The Evolution of the BlogHer Conference: Trade Show VS InspirationCecily Kellogg
I haven’t been truly with BlogHer from the beginning, even though this was my fifth conference; by the time I showed up in 2008 it was already attended by over 1000 bloggers, and was well on the way to establishing itself as THE definitive conference for women who blog.

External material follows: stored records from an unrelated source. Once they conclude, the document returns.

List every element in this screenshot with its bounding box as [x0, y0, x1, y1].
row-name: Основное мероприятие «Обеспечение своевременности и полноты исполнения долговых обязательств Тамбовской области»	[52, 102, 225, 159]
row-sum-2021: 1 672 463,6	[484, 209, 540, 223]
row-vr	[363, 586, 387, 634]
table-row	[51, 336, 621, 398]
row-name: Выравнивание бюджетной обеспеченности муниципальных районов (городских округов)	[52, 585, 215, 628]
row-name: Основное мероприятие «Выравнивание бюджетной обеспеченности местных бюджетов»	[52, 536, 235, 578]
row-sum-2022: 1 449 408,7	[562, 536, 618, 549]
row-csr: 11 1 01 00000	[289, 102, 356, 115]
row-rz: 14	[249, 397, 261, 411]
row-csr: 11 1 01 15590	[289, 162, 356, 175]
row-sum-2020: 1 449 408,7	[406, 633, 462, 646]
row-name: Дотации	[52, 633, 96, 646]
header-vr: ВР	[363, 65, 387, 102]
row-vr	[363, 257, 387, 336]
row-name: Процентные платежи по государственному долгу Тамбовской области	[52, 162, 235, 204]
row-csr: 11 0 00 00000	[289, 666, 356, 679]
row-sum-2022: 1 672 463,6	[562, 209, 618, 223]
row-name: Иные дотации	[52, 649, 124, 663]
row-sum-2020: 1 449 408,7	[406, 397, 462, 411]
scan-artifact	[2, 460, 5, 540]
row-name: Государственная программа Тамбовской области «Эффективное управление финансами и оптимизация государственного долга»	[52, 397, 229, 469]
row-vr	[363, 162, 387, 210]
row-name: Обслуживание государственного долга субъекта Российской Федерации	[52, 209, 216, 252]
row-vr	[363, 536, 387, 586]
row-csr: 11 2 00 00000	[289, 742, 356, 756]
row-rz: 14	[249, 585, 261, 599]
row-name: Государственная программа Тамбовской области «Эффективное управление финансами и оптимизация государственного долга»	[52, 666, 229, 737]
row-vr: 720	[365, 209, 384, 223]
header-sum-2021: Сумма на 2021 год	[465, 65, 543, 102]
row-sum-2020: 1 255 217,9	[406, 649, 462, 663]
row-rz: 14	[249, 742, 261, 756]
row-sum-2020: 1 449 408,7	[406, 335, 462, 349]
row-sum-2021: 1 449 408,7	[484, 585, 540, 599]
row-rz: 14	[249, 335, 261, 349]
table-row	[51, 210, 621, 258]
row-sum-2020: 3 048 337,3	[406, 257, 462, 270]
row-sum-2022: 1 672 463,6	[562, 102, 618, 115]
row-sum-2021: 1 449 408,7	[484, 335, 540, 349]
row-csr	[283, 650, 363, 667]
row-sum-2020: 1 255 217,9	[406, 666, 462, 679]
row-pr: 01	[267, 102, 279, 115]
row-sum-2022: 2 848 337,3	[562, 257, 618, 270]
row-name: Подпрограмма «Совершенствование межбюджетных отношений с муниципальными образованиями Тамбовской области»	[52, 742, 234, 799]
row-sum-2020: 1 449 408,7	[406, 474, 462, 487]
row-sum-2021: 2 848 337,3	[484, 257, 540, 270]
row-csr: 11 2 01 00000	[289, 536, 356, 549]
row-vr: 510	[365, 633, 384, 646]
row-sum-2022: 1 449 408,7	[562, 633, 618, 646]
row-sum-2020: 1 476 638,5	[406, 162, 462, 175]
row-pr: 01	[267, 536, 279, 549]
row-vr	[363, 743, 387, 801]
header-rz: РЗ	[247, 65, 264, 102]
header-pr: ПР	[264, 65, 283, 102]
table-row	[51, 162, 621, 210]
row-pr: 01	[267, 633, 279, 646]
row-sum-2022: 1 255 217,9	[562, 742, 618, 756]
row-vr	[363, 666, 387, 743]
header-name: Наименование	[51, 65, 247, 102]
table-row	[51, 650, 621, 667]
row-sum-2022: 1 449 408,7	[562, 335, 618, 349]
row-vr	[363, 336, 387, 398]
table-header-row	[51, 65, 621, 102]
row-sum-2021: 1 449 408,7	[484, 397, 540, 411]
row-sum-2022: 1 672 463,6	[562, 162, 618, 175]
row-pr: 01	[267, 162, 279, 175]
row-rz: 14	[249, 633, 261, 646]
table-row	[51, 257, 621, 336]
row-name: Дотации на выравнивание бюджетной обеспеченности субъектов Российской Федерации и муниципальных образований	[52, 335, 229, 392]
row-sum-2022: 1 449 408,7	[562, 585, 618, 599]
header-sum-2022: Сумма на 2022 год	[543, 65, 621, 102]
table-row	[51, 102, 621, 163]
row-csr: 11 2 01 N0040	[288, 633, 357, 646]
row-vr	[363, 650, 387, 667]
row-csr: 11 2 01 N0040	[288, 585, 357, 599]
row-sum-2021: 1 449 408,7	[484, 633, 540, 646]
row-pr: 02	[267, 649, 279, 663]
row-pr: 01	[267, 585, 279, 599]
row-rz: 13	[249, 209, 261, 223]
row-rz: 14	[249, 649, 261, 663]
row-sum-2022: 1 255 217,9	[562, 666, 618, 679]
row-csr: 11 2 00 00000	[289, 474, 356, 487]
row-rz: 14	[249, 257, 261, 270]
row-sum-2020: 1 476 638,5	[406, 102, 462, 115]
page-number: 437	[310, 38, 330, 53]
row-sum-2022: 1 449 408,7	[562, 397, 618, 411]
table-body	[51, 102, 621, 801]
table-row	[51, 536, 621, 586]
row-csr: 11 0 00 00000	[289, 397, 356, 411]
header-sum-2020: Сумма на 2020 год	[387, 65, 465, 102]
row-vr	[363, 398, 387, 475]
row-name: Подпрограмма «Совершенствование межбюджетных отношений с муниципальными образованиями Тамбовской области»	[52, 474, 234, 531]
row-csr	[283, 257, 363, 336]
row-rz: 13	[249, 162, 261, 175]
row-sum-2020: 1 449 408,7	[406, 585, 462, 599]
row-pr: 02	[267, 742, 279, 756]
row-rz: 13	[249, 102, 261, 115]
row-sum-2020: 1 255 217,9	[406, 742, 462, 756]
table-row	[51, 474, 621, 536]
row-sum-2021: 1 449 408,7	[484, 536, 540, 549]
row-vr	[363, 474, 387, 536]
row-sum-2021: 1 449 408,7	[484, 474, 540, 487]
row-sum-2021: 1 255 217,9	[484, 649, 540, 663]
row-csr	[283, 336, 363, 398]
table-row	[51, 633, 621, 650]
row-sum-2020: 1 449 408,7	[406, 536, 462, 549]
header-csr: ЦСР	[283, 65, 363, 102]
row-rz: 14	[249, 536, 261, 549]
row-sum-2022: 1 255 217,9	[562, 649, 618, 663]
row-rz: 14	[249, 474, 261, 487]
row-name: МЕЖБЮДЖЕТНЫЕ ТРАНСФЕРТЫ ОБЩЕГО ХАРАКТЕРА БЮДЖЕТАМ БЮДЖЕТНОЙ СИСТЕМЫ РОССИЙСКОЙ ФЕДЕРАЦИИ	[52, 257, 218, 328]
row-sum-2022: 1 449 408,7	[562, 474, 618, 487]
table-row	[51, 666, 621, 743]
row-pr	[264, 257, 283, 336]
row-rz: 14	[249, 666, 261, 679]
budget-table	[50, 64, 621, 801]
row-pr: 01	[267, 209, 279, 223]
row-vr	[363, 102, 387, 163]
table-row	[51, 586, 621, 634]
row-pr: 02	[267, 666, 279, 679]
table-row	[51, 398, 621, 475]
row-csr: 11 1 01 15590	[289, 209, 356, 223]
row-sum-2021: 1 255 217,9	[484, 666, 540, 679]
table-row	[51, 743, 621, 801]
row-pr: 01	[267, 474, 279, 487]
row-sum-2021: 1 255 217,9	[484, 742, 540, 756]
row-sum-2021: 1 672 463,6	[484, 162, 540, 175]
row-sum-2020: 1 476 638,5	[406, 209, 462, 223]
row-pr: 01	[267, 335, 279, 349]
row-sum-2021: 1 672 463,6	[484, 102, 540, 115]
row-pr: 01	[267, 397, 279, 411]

But this year it felt decidedly different. The attendance increase over last year was greater than all of those that attended in 2008. It was crowded, it was hot, it was busy, the keynotes were bigger and more famous than ever, and the private parties off site were bigger and crazier too (I heard at least one off-site party had a line two blocks long).
While I realize my experience this year was definitely colored by working on the expo floor for a client this year, it seems to me that BlogHer felt more like a trade show than a celebration of blogging this time around.
My friend Robyn put it very well when she said to me, “It’s become a hobbyist and consumer event.” I think that’s an interesting observation; it’s definitely clear that in the evolution of blogging particularly for women that blog, and yes, that tends to slant heavily toward the moms who blog the consumer end of business is winning over the personal writing that was the primary aspect of blogging when BlogHer started.
This isn’t bad news, at all. In fact, it’s more evidence that the power of women is being acknowledged and respected. Companies know that women make consumer decisions in their homes, and therefore want to court us. This is good for us, for sure.
At the closing keynote, the founders of BlogHer also spoke about the economic reality of blogging: last year, BlogHer paid bloggers 17 million dollars to over 4500 bloggers last year, and they are working to expand the ways that bloggers can earn money with their influence. Their goals are lofty enough that I’ve begun considering hosting BlogHer ads again on my personal site because, yeah. WHOA.
There is no longer an argument to be made about blogging and monetization. Blogging is about money for most of us, now. The blogging economy for women is large and growing daily.
The only question remains, I think, in HOW we do it. Money is here to stay in the world of blogging, and like BlogHer, there are plenty of growing pains. What do you think the conversation needs to be focused on now? Ethics? Behavior? Quality?
I’m very interested in your thoughts.